While Mayor Emanuel claims that support for the Lucas Museum backup plan at McCormick Place is gaining momentum, others are calling the proposal an expensive long shot and a move out of Daley's playbook. There have been some other suggestions for how the issue could be resolved, allowing the museum to finally have its place in the city's urban fabric. Local architect Thomas Hickey has suggested building the museum on the other side of Lake Shore Drive while Helmut Jahn drew sketches of a gutted Lakeside Center with a curving pavilion and new green space. Chicago Tribune architecture critic Blair Kamin has previously called for the demolition of the Miesian convention center, and the mayor's latest plan to relocate the museum to McCormick Place would do exactly that.

However, former WBEZ architecture blogger and photographer Lee Bey has suggested that Lucas consider building his museum in the existing Lakeside Center.
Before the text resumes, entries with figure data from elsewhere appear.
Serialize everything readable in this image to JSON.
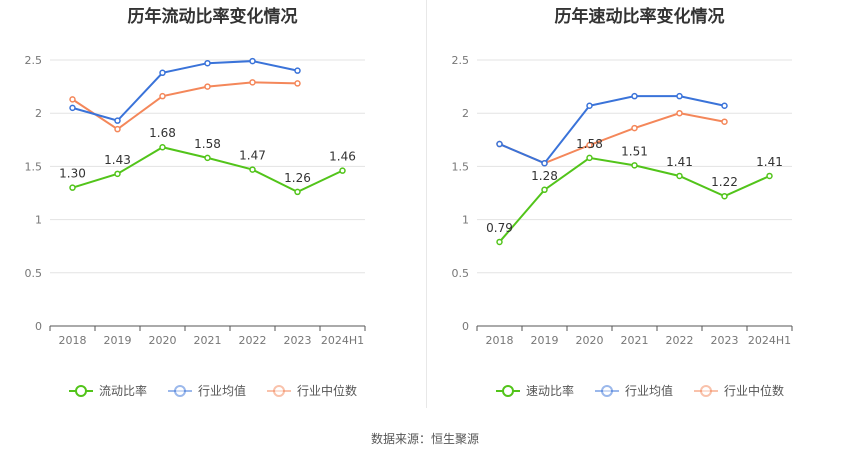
{
  "footer": {
    "source_label": "数据来源：",
    "source_name": "恒生聚源"
  },
  "chart_data": [
    {
      "id": "left",
      "type": "line",
      "title": "历年流动比率变化情况",
      "categories": [
        "2018",
        "2019",
        "2020",
        "2021",
        "2022",
        "2023",
        "2024H1"
      ],
      "ylim": [
        0,
        2.5
      ],
      "yticks": [
        "0",
        "0.5",
        "1",
        "1.5",
        "2",
        "2.5"
      ],
      "series": [
        {
          "name": "流动比率",
          "color": "#52c41a",
          "values": [
            1.3,
            1.43,
            1.68,
            1.58,
            1.47,
            1.26,
            1.46
          ],
          "labels": [
            "1.30",
            "1.43",
            "1.68",
            "1.58",
            "1.47",
            "1.26",
            "1.46"
          ]
        },
        {
          "name": "行业均值",
          "color": "#3a73d9",
          "values": [
            2.05,
            1.93,
            2.38,
            2.47,
            2.49,
            2.4,
            null
          ]
        },
        {
          "name": "行业中位数",
          "color": "#f4875a",
          "values": [
            2.13,
            1.85,
            2.16,
            2.25,
            2.29,
            2.28,
            null
          ]
        }
      ]
    },
    {
      "id": "right",
      "type": "line",
      "title": "历年速动比率变化情况",
      "categories": [
        "2018",
        "2019",
        "2020",
        "2021",
        "2022",
        "2023",
        "2024H1"
      ],
      "ylim": [
        0,
        2.5
      ],
      "yticks": [
        "0",
        "0.5",
        "1",
        "1.5",
        "2",
        "2.5"
      ],
      "series": [
        {
          "name": "速动比率",
          "color": "#52c41a",
          "values": [
            0.79,
            1.28,
            1.58,
            1.51,
            1.41,
            1.22,
            1.41
          ],
          "labels": [
            "0.79",
            "1.28",
            "1.58",
            "1.51",
            "1.41",
            "1.22",
            "1.41"
          ]
        },
        {
          "name": "行业均值",
          "color": "#3a73d9",
          "values": [
            1.71,
            1.53,
            2.07,
            2.16,
            2.16,
            2.07,
            null
          ]
        },
        {
          "name": "行业中位数",
          "color": "#f4875a",
          "values": [
            1.71,
            1.53,
            1.7,
            1.86,
            2.0,
            1.92,
            null
          ]
        }
      ]
    }
  ]
}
In a piece for the Chicago Reader, Bey says that the Lakeside Center is deserving of landmark status and protection and that a Lucas Museum at the site would not only help rejuvenate the aging building, but it would save an important piece of Chicago architecture. "Lakeside Center seems too good to just throw away," Bey states in his post.

The hulking behemoth comes from Gene Summers and Helmut Jahn, two architects that studied under the master of minimalism, Mies van der Rohe. And while it's one of Chicago's best examples of modernist architecture, it probably should have never been built where it's at. However, as Bey states, many believe that it is just too important to throw away. Earlier this year, Preservation Chicago added the building to its annual "Chicago Seven" list of endangered architecture. In their notes, Preservation Chicago calls the building "one of Chicago’s great midcentury modern buildings," and suggests that the city consider adaptive reuse.

Despite the contentious nature of the original lakefront site that the city had selected for the museum, Bey still believes that the Solider Field parking lot was the right choice for the project. But if the new plan to move the museum to McCormick Place does move forward, Bey thinks it's worth thinking about saving this important piece of Chicago architecture.